This may be an obvious question for many, but I'm not sure if my reasoning is right.
Let $f : \mathbb{R} \to \mathbb{R}$ be a compact supported function, here, this means that the set $supp(f):= \overline{\{x \in \mathbb{R} : f(x) \neq 0\}}$ is compact on $\mathbb{R}$.
Every example I've seen for a compact supported function is a bump function, but I think it could be a function also like the one in this image.

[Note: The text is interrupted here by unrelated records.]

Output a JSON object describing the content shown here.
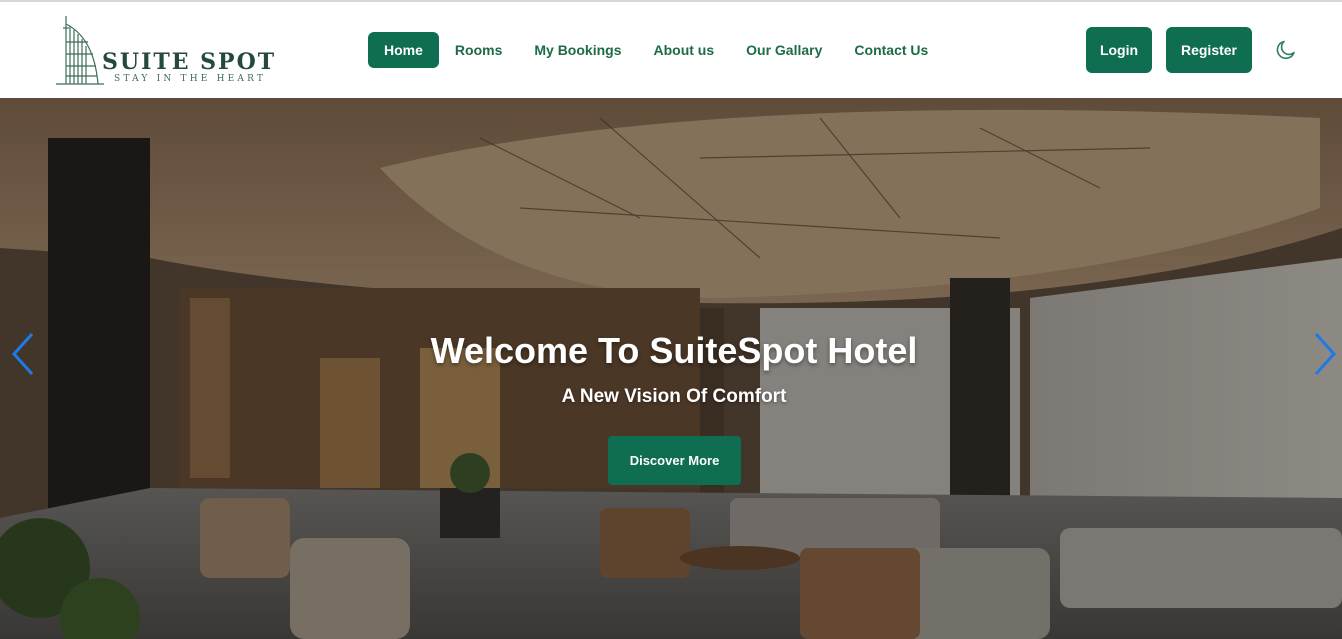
{
  "brand": {
    "name": "SUITE SPOT",
    "tagline": "STAY IN THE HEART"
  },
  "nav": {
    "items": [
      {
        "label": "Home",
        "active": true
      },
      {
        "label": "Rooms",
        "active": false
      },
      {
        "label": "My Bookings",
        "active": false
      },
      {
        "label": "About us",
        "active": false
      },
      {
        "label": "Our Gallary",
        "active": false
      },
      {
        "label": "Contact Us",
        "active": false
      }
    ],
    "login_label": "Login",
    "register_label": "Register",
    "theme_toggle_icon": "moon-icon"
  },
  "hero": {
    "title": "Welcome To SuiteSpot Hotel",
    "subtitle": "A New Vision Of Comfort",
    "cta_label": "Discover More",
    "prev_icon": "chevron-left-icon",
    "next_icon": "chevron-right-icon"
  },
  "colors": {
    "primary": "#0f6e51",
    "nav_text": "#1d6b47",
    "arrow": "#1e7be6"
  }
}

So, $$f(x) = \left\{\begin{matrix} sin\left(2\pi x\right) & \text{if} & x \in (0,2)\\ 0 & \text{if} & x \in (-\infty,0]\\ 0 & \text{if} & x \in [2,\infty)\\\end{matrix} \right.$$
We have that \begin{align} supp(f)& := \overline{\{x \in \mathbb{R} : f(x) \neq 0\}}\\ & = \overline{(0,0.5) \cup (0.5,1) \cup (1,1.5) \cup (1.5,2)}\\ & = \overline{(0,0.5)} \cup \overline{(0.5,1)} \cup \overline{(1,1.5)} \cup \overline{(1.5,2)}\\ & = [0,0.5] \cup [0.5,1] \cup [1,1.5] \cup [1.5,2] \end{align}
Which is compact.
Is my reasoning right or am I missing something important?
Thanks in advance, and sorry if this question is duped.